The Lake Dillon Theatre Co. ushers you into the most personal details of private desperation through Tiny Beautiful Things.

The small theater has built a reputation for its big emotional, intellectual and artistic impacts, and its latest production continues to intimately engage audiences in a truly compelling manner.

Nia Vardalos (best known for the lead in My Big, Fat, Greek Wedding) culled some of the most poignant questions readers asked Cheryl Strayed (author of the memoir Wild) in an advice column she answered anonymously from 2010-12 and presented them in a script. Tiny Beautiful Things, based on Strayed’s book of the same name, shows Strayed reluctantly accept the unpaid columnist gig, struggle with how to respond and ultimately connect with people on a deep, compassionate and badass level — all while raising two kids and writing Wild.

Sheryl McCallum

Small cast, big story

Three actors (Sanam Laila Hashemi, Hugh Hysell and Kevin Minor) transform from one letter writer to the next, as the anxious readers of Strayed’s column, “Dear Sugar,” submit their dilemmas surrounding love, sex, affairs, death, abuse, letting go, forgiving and negotiating parent-child relationships. Their stories become more dynamic as the three actors seamlessly cross gender, age and race as they pour their heart out to Sugar (played by Sheryl McCallum).

The fact that the play consists of monologues, rather than short dialogues, could have dragged the show down, but Vardalos did an excellent job choosing excerpts of the most magnetic stories and presenting them in a specific order. The fact that three actors keep morphing into completely different characters — suddenly, and in a popcorn kind of method — could have lent this script to mockery, but director Christopher Alleman made sure he maintained the depth of humanity in it.

The end result: A touching, and sometimes humorous, window into each letter-writer’s world, as they suffer their most complex issues.

Hugh Hysell

Hugh Hysell

Alleman opted for less seating in the theater and moved the entire set (depicting Strayed’s kitchen and living room) 12 feet forward for a more intimate feel.

“It was a really moving experience,” one audience member said during the post-show talkback Nov. 29.

Each of the four actors relate to the material in Tiny Beautiful Things differently, but they all reach into various emotions to deliver the detailed stories in the script. McCallum probably has the most difficult job, as Strayed’s answers can run seven-plus printed pages in her book; not only does McCallum convey Sugar’s stories in her monologues, but she also naturally delivers Strayed’s elegant and deliberate syntax.

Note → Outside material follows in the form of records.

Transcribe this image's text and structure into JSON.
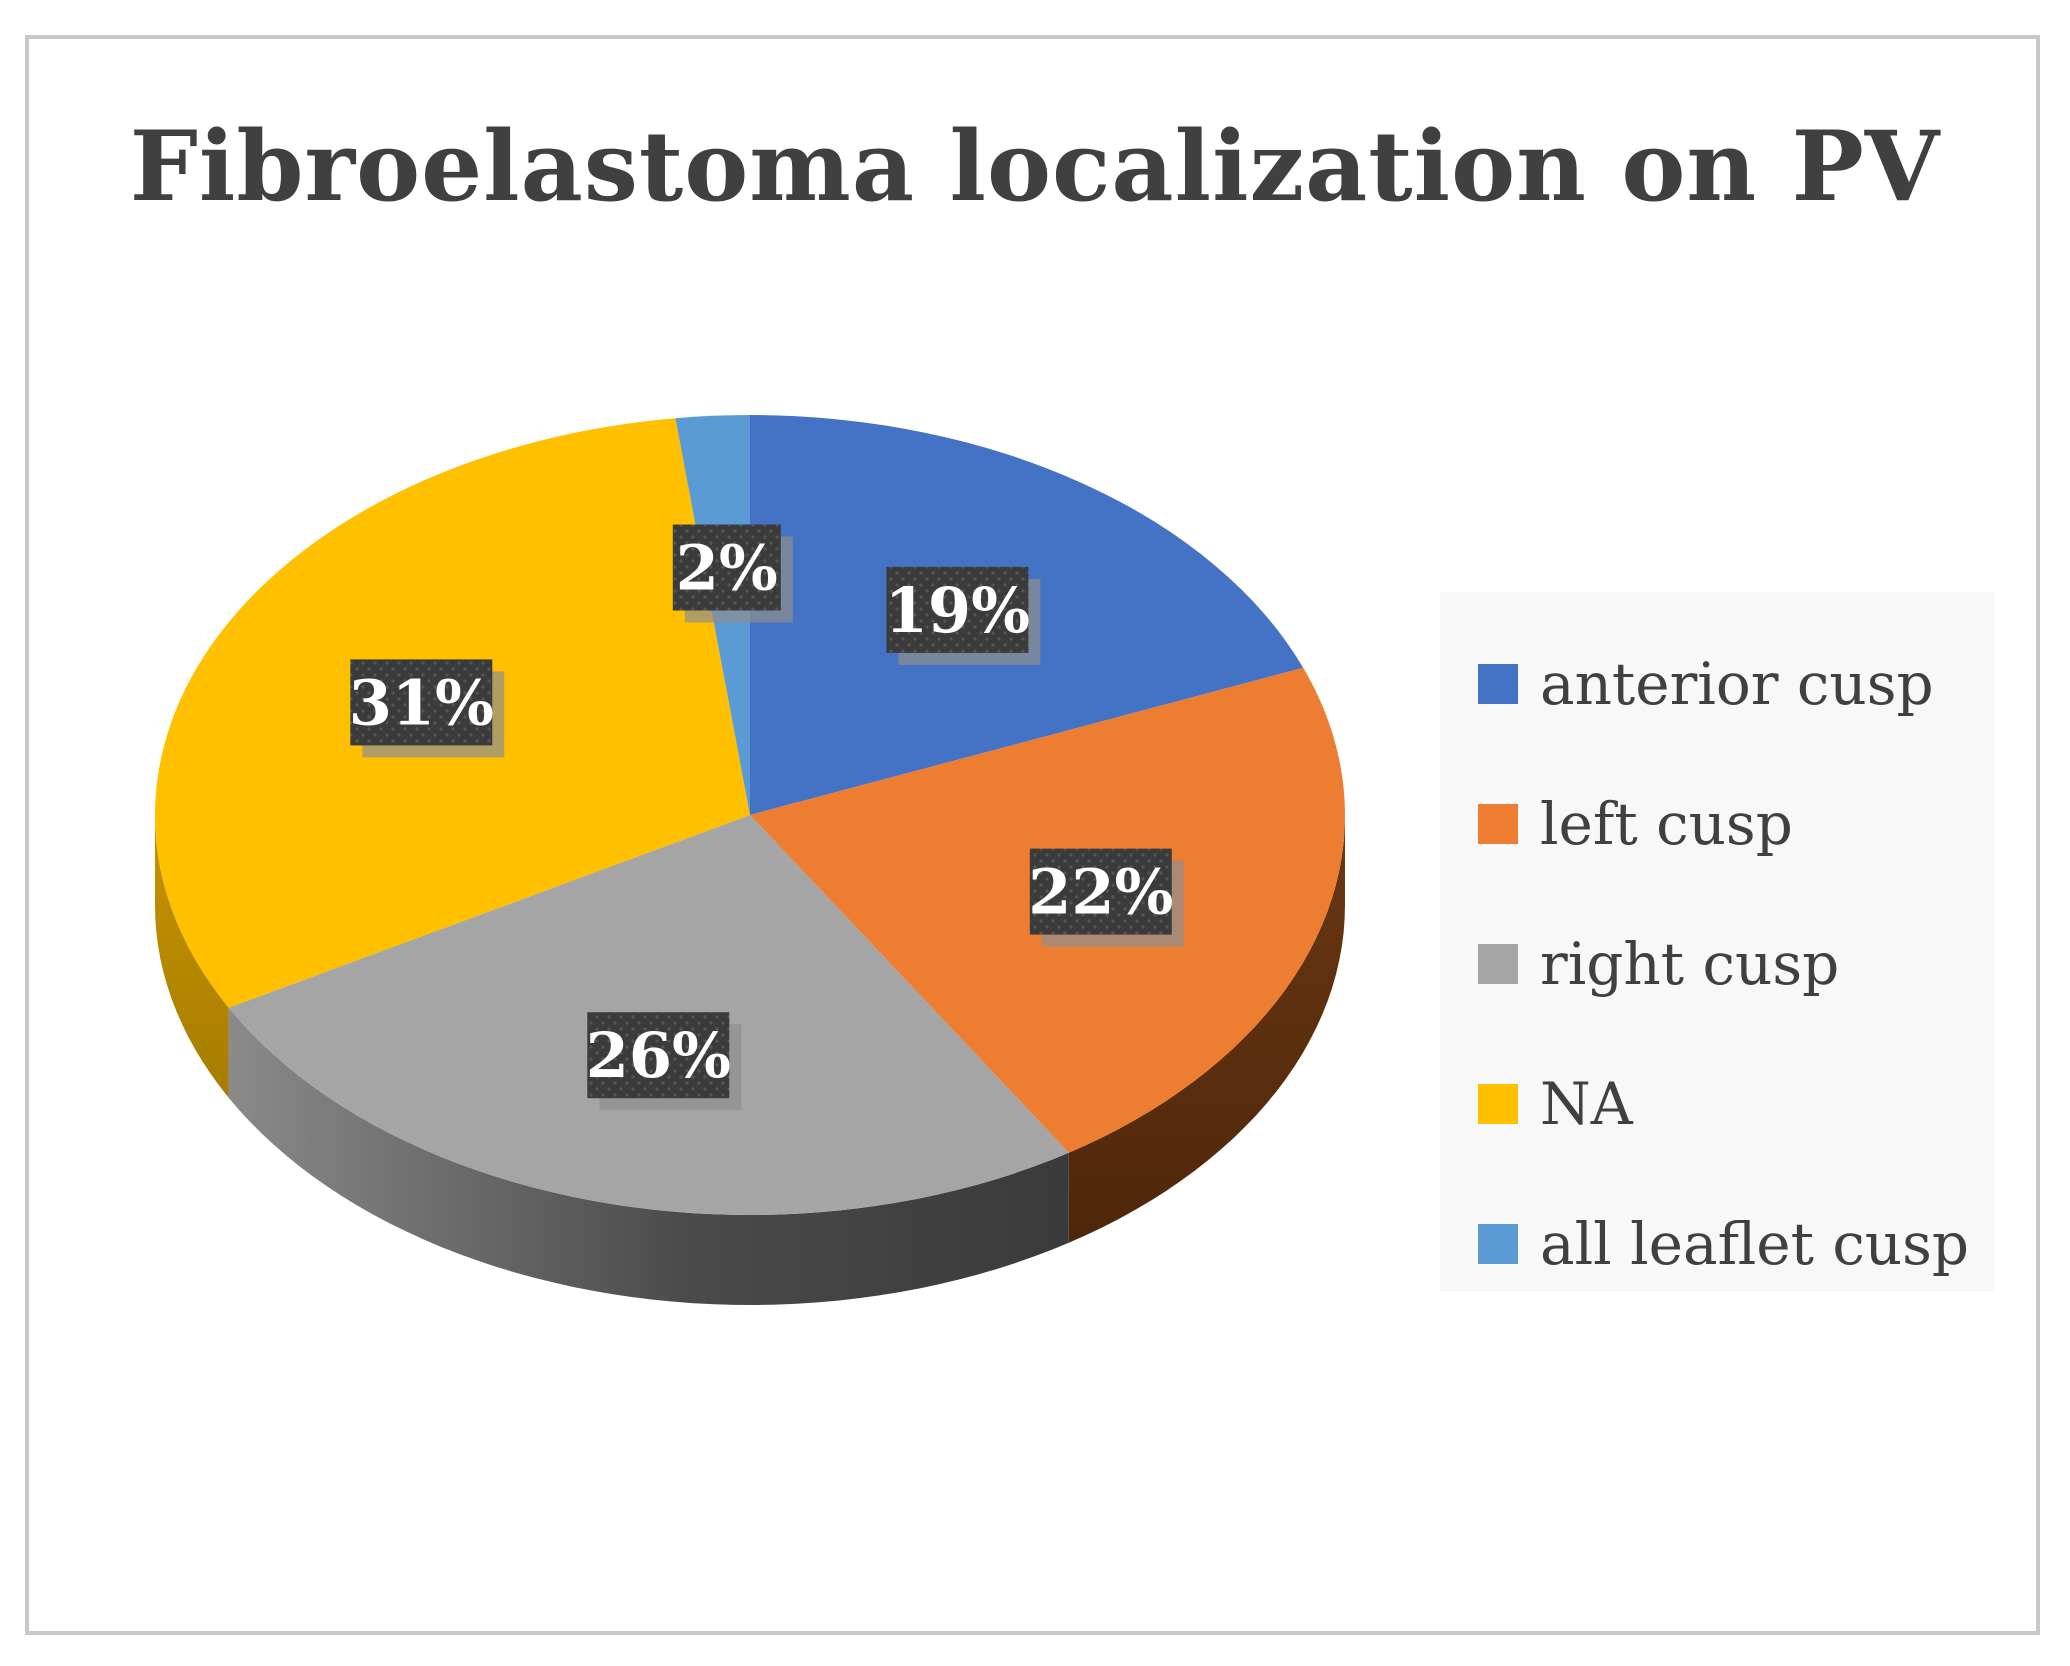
{
  "chart_data": {
    "type": "pie",
    "title": "Fibroelastoma localization on PV",
    "categories": [
      "anterior cusp",
      "left cusp",
      "right cusp",
      "NA",
      "all leaflet cusp"
    ],
    "values": [
      19,
      22,
      26,
      31,
      2
    ],
    "labels": [
      "19%",
      "22%",
      "26%",
      "31%",
      "2%"
    ],
    "unit": "%",
    "colors": [
      "#4472C4",
      "#ED7D31",
      "#A5A5A5",
      "#FFC000",
      "#5B9BD5"
    ],
    "legend_position": "right",
    "style": "3d"
  }
}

Since the play had only run for a week at Lake Dillon Theatre Co. as of Nov. 29, McCallum said she’s “still growing because there’s always something new to discover” in each line. Indeed, as each actor continues to play their parts, they find new depths of emotion within the lines, and that’s because Strayed gives enormously powerful, brave and direct advice, while, at the same time, stripping herself bare by relaying the most painful stories of her sexual abuse, heroin addiction, marriage breakup and mom’s death.

At the end of the play, when she gives advice to her younger, twenty-something self, she says: “Be brave enough to break your own heart.” The statement sums up Strayed’s personal courage and vulnerability. It’s also good advice for audience members: Lake Dillon Theatre Co. provides the quality actors, direction and setting needed to break open the hearts of audience members — if they allow it.